Minnesotans are a generous bunch. A recent survey by WalletHub ranked Minnesota as the third most charitable state in the nation. We jump to #2 when you throw volunteering and service time into the mix.
While gifts of cash are always welcome (and usually tax deductible) at most non-profits, if you are looking to juice up your giving this year and get the biggest after-tax bang for your charitable buck, consider the gift of stock or a mutual fund instead.
Donate highly appreciated stocks or mutual funds. Nearly every major charity, church or non-profit is able to accept stock or even mutual funds as a financial gift in lieu of cash. (To keep things simple, I will use the terms stock or mutual funds interchangeably).
Gifts of appreciated stock have the extra benefit of avoiding capital gains tax in addition to taking an income tax deduction in the amount of your gift. The more your stock has appreciated, the more taxes you save.
Here’s how it works:
To make a cash gift of $10,000 is simple enough. Write a check out to a qualified 501(c)3 non-profit organization by December 31, and save the receipt with your tax records. For a list of Minnesota charities that meet the high standards of the Charities Review Council, click here.
If you are in the 25% Federal income tax bracket, you save $2,500 in tax.
However, if you donate $10,000 of appreciated stock you can save even more.
For example, a stock valued at $10,000 today would have a taxable capital gain of $6,000 if the stock was originally purchased for $4,000. Taxpayers in the 25% bracket would pay a capital gains tax of 15% – an additional tax of $900 in this case – when they sell this stock.
By donating appreciated stock you still get the benefit of a year-end tax deduction but you also get the additional benefit of avoiding capital gains tax on the stock. The two gifts (cash vs. stock) are of equal value, but the gift of stock avoids the capital gains tax as well.
The more your stock has increased in value the more tax dollars you save.
Great strategy, but is it for me? Well, that depends. Consider these situations before making your gift:
- If you take the standard deduction on your tax return, neither strategy will give you a tax benefit. Tax strategies like this only work when you itemize your deductions and the total of your itemized deductions exceeds your standard deduction ($6,300 for single filers; $12,600 for married couples filing jointly).

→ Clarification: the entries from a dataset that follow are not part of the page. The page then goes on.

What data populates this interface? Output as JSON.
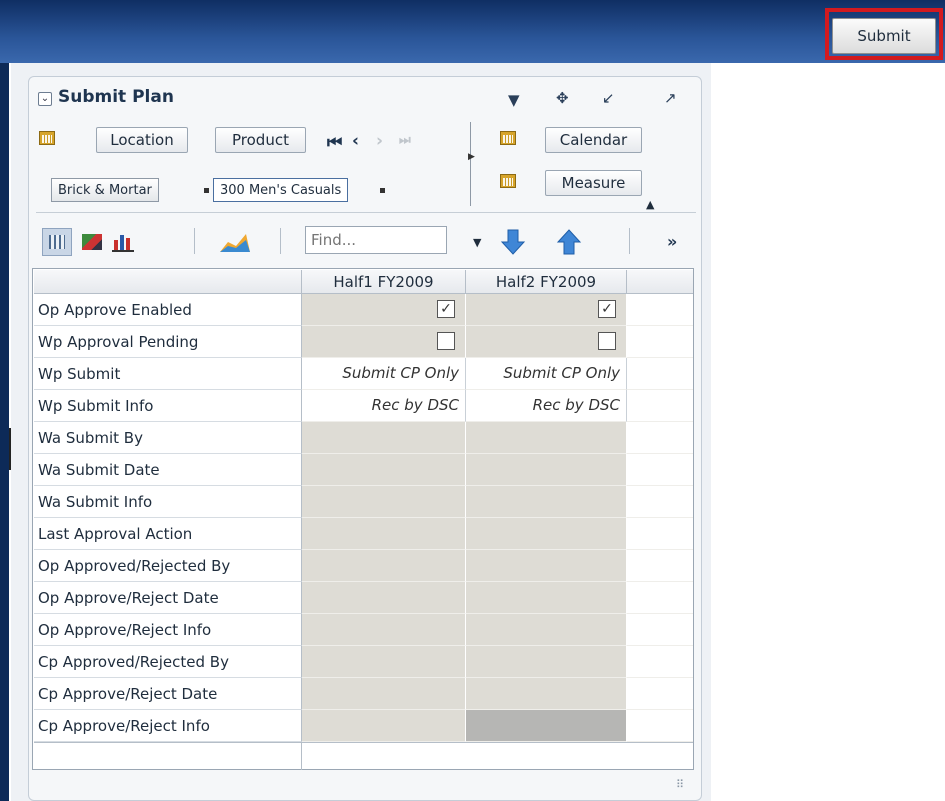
{
  "toolbar": {
    "submit_label": "Submit"
  },
  "panel": {
    "title": "Submit Plan",
    "icons": [
      "dropdown-icon",
      "move-icon",
      "restore-icon",
      "maximize-icon"
    ]
  },
  "dimensions": {
    "location_label": "Location",
    "product_label": "Product",
    "calendar_label": "Calendar",
    "measure_label": "Measure",
    "location_value": "Brick & Mortar",
    "product_value": "300 Men's Casuals"
  },
  "view_toolbar": {
    "find_placeholder": "Find...",
    "more_glyph": "»"
  },
  "table": {
    "columns": [
      "Half1 FY2009",
      "Half2 FY2009"
    ],
    "rows": [
      {
        "label": "Op Approve Enabled",
        "h1": "",
        "h2": "",
        "type": "checkbox",
        "h1_checked": true,
        "h2_checked": true
      },
      {
        "label": "Wp Approval Pending",
        "h1": "",
        "h2": "",
        "type": "checkbox",
        "h1_checked": false,
        "h2_checked": false
      },
      {
        "label": "Wp Submit",
        "h1": "Submit CP Only",
        "h2": "Submit CP Only",
        "type": "text"
      },
      {
        "label": "Wp Submit Info",
        "h1": "Rec by DSC",
        "h2": "Rec by DSC",
        "type": "text"
      },
      {
        "label": "Wa Submit By",
        "h1": "",
        "h2": "",
        "type": "grey"
      },
      {
        "label": "Wa Submit Date",
        "h1": "",
        "h2": "",
        "type": "grey"
      },
      {
        "label": "Wa Submit Info",
        "h1": "",
        "h2": "",
        "type": "grey"
      },
      {
        "label": "Last Approval Action",
        "h1": "",
        "h2": "",
        "type": "grey"
      },
      {
        "label": "Op Approved/Rejected By",
        "h1": "",
        "h2": "",
        "type": "grey"
      },
      {
        "label": "Op Approve/Reject Date",
        "h1": "",
        "h2": "",
        "type": "grey"
      },
      {
        "label": "Op Approve/Reject Info",
        "h1": "",
        "h2": "",
        "type": "grey"
      },
      {
        "label": "Cp Approved/Rejected By",
        "h1": "",
        "h2": "",
        "type": "grey"
      },
      {
        "label": "Cp Approve/Reject Date",
        "h1": "",
        "h2": "",
        "type": "grey"
      },
      {
        "label": "Cp Approve/Reject Info",
        "h1": "",
        "h2": "",
        "type": "greydark"
      }
    ]
  }
}
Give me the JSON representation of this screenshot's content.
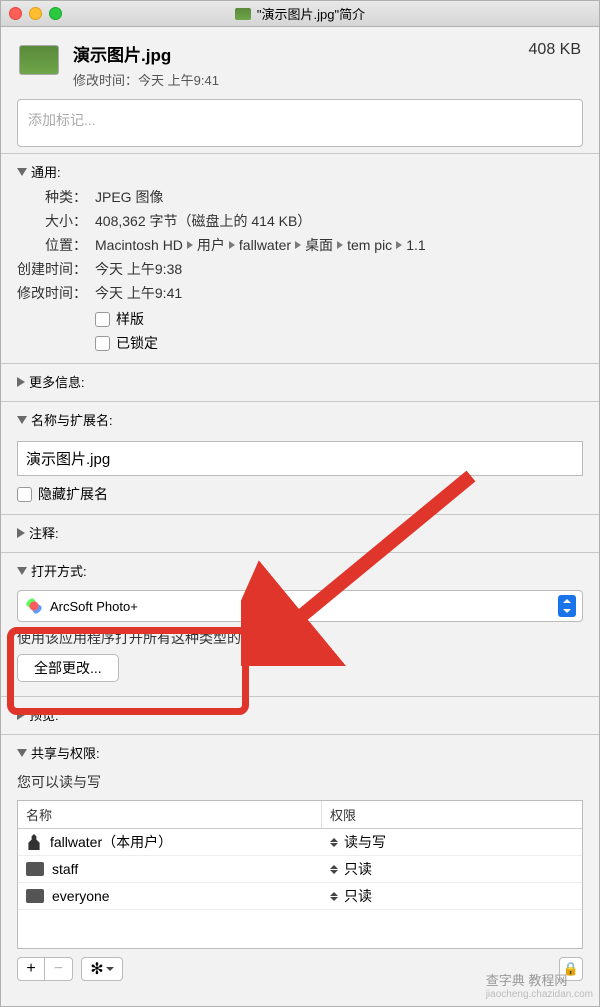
{
  "window": {
    "title": "\"演示图片.jpg\"简介"
  },
  "header": {
    "filename": "演示图片.jpg",
    "modified_label": "修改时间：",
    "modified_value": "今天 上午9:41",
    "size": "408 KB"
  },
  "tags": {
    "placeholder": "添加标记..."
  },
  "general": {
    "title": "通用:",
    "kind_label": "种类：",
    "kind_value": "JPEG 图像",
    "size_label": "大小：",
    "size_value": "408,362 字节（磁盘上的 414 KB）",
    "where_label": "位置：",
    "where_parts": [
      "Macintosh HD",
      "用户",
      "fallwater",
      "桌面",
      "tem pic",
      "1.1"
    ],
    "created_label": "创建时间：",
    "created_value": "今天 上午9:38",
    "modified_label": "修改时间：",
    "modified_value": "今天 上午9:41",
    "stationery_label": "样版",
    "locked_label": "已锁定"
  },
  "moreinfo": {
    "title": "更多信息:"
  },
  "nameext": {
    "title": "名称与扩展名:",
    "filename": "演示图片.jpg",
    "hide_ext_label": "隐藏扩展名"
  },
  "comments": {
    "title": "注释:"
  },
  "openwith": {
    "title": "打开方式:",
    "app": "ArcSoft Photo+",
    "helper": "使用该应用程序打开所有这种类型的文稿。",
    "changeall": "全部更改..."
  },
  "preview": {
    "title": "预览:"
  },
  "sharing": {
    "title": "共享与权限:",
    "you_can": "您可以读与写",
    "col_name": "名称",
    "col_priv": "权限",
    "rows": [
      {
        "name": "fallwater（本用户）",
        "priv": "读与写"
      },
      {
        "name": "staff",
        "priv": "只读"
      },
      {
        "name": "everyone",
        "priv": "只读"
      }
    ]
  },
  "watermark": {
    "line1": "查字典 教程网",
    "line2": "jiaocheng.chazidan.com"
  }
}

- If your income falls into the 10% or 15% Federal income tax bracket, gifts of cash or appreciated stock will give you the same tax benefit. There is no extra tax benefit to gift stock versus cash. That’s because taxpayers who fall into the lowest brackets don’t pay capital gains taxes. If you are unsure of your tax bracket, click here.
- Your stock has capital losses rather than capital gains. The key here is capital gains. If your stock is worth less than you paid for it, you are better off selling the stock so you can write off those losses against other gains or personal income. Gifting of stock only provides an additional tax benefit if the stock has gone up significantly in value.
- You are in the 25% tax bracket or higher. This strategy of gifting highly appreciated stock or mutual funds is for you! You are in the sweet spot where this strategy works best. Married couples with a taxable income of $75,301 or more ($37,651 or more for single filers) will benefit from gifting appreciated stock rather than an outright gift of cash.
If you are considering a making a year-end, tax-deductible gift to your favorite charity, be smart about it. Talk to your tax professional or financial advisor about the best strategy for you.
The 2016 tax year will be over before you know it.